For two years and four months(4/2020-8/2022),I dragged myself and a mountain worth of equipment to the top of the Santa Monica mountains overlooking Corral Canyon and its sandstone rimmed spine dipping into the pacific.The painting itself was built from six 32x48”canvas covered wood panels, measuring a total of 66x144”,and painted strictly onsite, supported(lengthwise)by an SUV, and lot of paracord.
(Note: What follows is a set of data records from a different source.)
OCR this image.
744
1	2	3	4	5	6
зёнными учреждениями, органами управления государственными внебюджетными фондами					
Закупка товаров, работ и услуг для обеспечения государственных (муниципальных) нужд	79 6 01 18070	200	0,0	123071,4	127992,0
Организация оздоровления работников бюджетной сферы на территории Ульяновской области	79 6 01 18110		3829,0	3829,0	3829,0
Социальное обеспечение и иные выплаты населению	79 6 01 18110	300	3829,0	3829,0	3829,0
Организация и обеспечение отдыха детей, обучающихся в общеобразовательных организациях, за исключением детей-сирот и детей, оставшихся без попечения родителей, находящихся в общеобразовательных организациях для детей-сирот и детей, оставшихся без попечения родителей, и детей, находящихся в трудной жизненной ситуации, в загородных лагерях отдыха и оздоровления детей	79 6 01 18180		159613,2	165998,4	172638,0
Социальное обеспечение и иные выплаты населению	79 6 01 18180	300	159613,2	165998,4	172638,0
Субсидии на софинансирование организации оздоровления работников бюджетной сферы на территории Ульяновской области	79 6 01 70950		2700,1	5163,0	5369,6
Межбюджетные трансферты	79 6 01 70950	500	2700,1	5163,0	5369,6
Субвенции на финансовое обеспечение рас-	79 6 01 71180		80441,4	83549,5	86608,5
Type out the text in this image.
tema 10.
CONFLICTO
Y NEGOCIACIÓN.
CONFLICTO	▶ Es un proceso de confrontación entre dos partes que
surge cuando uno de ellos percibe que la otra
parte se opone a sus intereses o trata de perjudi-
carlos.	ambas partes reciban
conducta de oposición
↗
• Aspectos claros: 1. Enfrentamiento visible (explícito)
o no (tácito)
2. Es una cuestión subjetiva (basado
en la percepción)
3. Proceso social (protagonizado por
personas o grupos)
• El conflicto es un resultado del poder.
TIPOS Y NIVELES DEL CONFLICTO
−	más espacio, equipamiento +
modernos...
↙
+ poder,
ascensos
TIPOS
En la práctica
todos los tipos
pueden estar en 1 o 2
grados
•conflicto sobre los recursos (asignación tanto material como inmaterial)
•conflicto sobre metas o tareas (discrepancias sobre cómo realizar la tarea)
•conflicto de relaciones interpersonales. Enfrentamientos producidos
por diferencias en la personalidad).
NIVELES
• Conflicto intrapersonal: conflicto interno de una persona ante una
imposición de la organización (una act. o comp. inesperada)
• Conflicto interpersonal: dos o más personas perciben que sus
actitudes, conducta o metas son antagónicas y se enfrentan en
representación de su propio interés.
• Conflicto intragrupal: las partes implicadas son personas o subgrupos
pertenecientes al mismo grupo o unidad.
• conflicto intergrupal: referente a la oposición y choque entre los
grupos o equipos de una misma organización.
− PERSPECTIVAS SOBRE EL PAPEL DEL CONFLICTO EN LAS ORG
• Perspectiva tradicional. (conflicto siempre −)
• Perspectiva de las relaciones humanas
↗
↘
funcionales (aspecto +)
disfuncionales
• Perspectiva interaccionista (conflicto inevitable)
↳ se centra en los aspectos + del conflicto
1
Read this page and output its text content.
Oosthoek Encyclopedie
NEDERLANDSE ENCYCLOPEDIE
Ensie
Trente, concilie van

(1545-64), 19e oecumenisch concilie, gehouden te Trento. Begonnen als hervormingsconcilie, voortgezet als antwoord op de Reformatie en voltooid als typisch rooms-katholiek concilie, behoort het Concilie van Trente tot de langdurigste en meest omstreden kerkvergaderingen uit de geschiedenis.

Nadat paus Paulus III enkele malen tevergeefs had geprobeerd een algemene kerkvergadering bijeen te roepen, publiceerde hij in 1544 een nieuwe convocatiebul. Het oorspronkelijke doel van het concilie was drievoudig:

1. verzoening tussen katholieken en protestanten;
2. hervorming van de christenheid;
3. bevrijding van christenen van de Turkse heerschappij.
Initially the project came from a knee-jerk reaction to the outbreak of the COVID-19 virus and the need to distance myself from the anxiety of being part of public life. Perched high above the Pacific ocean where the act of painting was to be an act of preservation, focusing on the wonder of the natural world became instead a tuning fork for peripheral existential thought lying just outside a longstanding scripted worldview. Pragmatically quieted by the business of “normal” life, challenging perspectives and philosophies deemed as “blindness” to those of childhood beliefs, finally found the space and oxygen to open up and consider at length. In all truthfulness, my personal outlook on life and its perceived order (part of or apart from religious thought) is still unsettled and indefinite, which is a challenging space to occupy.

My mountain top hiatus opened something up inside, leaving me alone with my thoughts, it cleared the air of preconceptions and challenged my philosophy, allowing new optimistic vistas to come to perspective, full of new possibilities of what life can be.
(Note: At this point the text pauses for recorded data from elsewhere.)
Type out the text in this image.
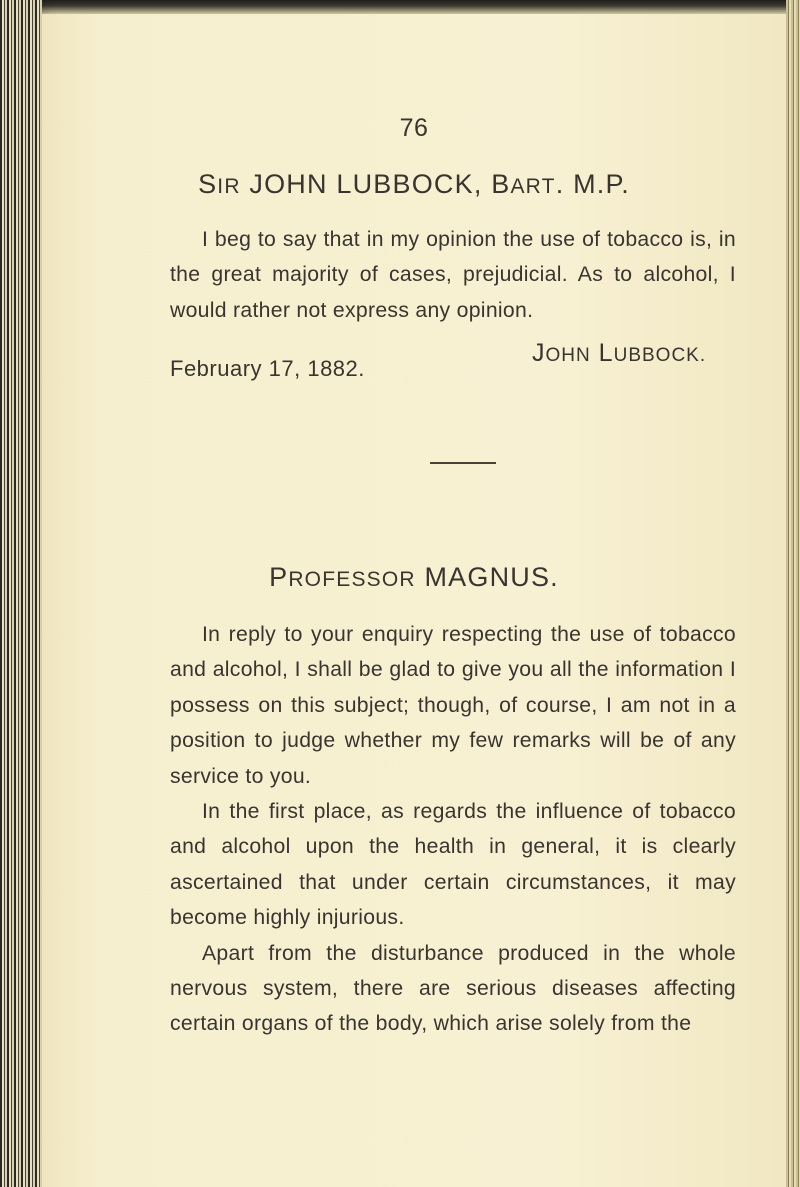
76
SIR JOHN LUBBOCK, BART. M.P.

I beg to say that in my opinion the use of tobacco is, in the great majority of cases, prejudicial. As to alcohol, I would rather not express any opinion.

JOHN LUBBOCK.
February 17, 1882.
PROFESSOR MAGNUS.

In reply to your enquiry respecting the use of tobacco and alcohol, I shall be glad to give you all the information I possess on this subject; though, of course, I am not in a position to judge whether my few remarks will be of any service to you.

In the first place, as regards the influence of tobacco and alcohol upon the health in general, it is clearly ascertained that under certain circumstances, it may become highly injurious.

Apart from the disturbance produced in the whole nervous system, there are serious diseases affecting certain organs of the body, which arise solely from the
*If I could boast of anything, it would be at the very least that my artwork will always stand outside broad sweeping genres (representational, plein air, direct observation, etc.) because (despite appearances) I’m not painting what I see any longer (it’s just not useful to me now), but rather concentrating on physical objects to be fulcrums which will be used to challenge how I see.


*The Corral Canyon Chromatic painting for all practical purposes, is a beautiful residual artifact of a time of tremendous change.